L’intégralité de cette manne financière sera injectée dans le Mécanisme budgétaire pour les infrastructures, un organisme stratégique dont la mission est d’encadrer les chantiers nationaux jugés prioritaires. Ce dispositif a d’ailleurs bénéficié d’une profonde restructuration au cours de l’année 2025 afin d’accroître son efficacité. Désormais, le rythme des appels d’offres est passé à quatre sessions annuelles. Cette cadence régulière permet aux différentes échelles de l’État, des ministères aux municipalités en passant par les entreprises publiques, de présenter des dossiers solides pour obtenir des financements partiels et encourager ainsi le cofinancement avec le secteur privé.
Cette initiative s’intègre parfaitement dans la feuille de route tracée lors du budget à moyen terme de 2024. L’objectif est limpide : rompre avec des années de sous-investissement qui ont lourdement pesé sur la croissance et la qualité des services publics.
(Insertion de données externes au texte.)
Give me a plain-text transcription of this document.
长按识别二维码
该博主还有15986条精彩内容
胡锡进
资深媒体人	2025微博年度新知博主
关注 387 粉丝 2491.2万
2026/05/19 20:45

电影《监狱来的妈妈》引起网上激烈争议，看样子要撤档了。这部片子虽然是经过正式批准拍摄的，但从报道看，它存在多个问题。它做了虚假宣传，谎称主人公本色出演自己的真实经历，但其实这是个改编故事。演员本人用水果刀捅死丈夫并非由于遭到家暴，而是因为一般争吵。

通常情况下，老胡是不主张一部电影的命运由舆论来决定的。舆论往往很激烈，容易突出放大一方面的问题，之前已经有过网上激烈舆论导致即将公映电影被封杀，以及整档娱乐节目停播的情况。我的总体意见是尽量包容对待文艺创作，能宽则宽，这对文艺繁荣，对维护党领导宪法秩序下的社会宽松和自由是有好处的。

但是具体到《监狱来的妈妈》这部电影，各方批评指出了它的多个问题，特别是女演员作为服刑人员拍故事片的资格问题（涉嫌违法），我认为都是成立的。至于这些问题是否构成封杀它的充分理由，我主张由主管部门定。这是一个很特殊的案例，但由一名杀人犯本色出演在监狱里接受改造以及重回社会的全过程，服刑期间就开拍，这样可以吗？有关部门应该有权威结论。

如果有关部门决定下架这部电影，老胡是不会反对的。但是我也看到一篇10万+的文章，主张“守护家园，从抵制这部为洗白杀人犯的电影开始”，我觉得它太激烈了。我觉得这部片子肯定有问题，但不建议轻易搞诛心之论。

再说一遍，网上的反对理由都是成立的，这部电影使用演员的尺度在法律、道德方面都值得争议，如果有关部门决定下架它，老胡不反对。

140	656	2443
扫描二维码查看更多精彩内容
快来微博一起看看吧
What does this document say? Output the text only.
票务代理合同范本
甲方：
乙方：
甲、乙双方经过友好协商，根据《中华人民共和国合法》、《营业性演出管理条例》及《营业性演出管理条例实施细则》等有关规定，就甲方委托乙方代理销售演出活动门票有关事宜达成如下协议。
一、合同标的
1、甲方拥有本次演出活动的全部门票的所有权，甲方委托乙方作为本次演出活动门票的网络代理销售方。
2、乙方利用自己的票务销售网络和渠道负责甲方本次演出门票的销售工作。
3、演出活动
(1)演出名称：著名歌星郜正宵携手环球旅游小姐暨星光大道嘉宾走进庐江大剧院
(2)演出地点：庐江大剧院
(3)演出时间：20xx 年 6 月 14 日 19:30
En ciblant particulièrement les domaines critiques que sont l’énergie, les transports et la gestion de l’eau, le gouvernement espère combler un déficit de financement devenu chronique. À travers ces nouveaux outils de dette à longue échéance, l’Afrique du Sud entend bâtir un portefeuille de projets structurants capables de restaurer durablement sa compétitivité sur la scène internationale.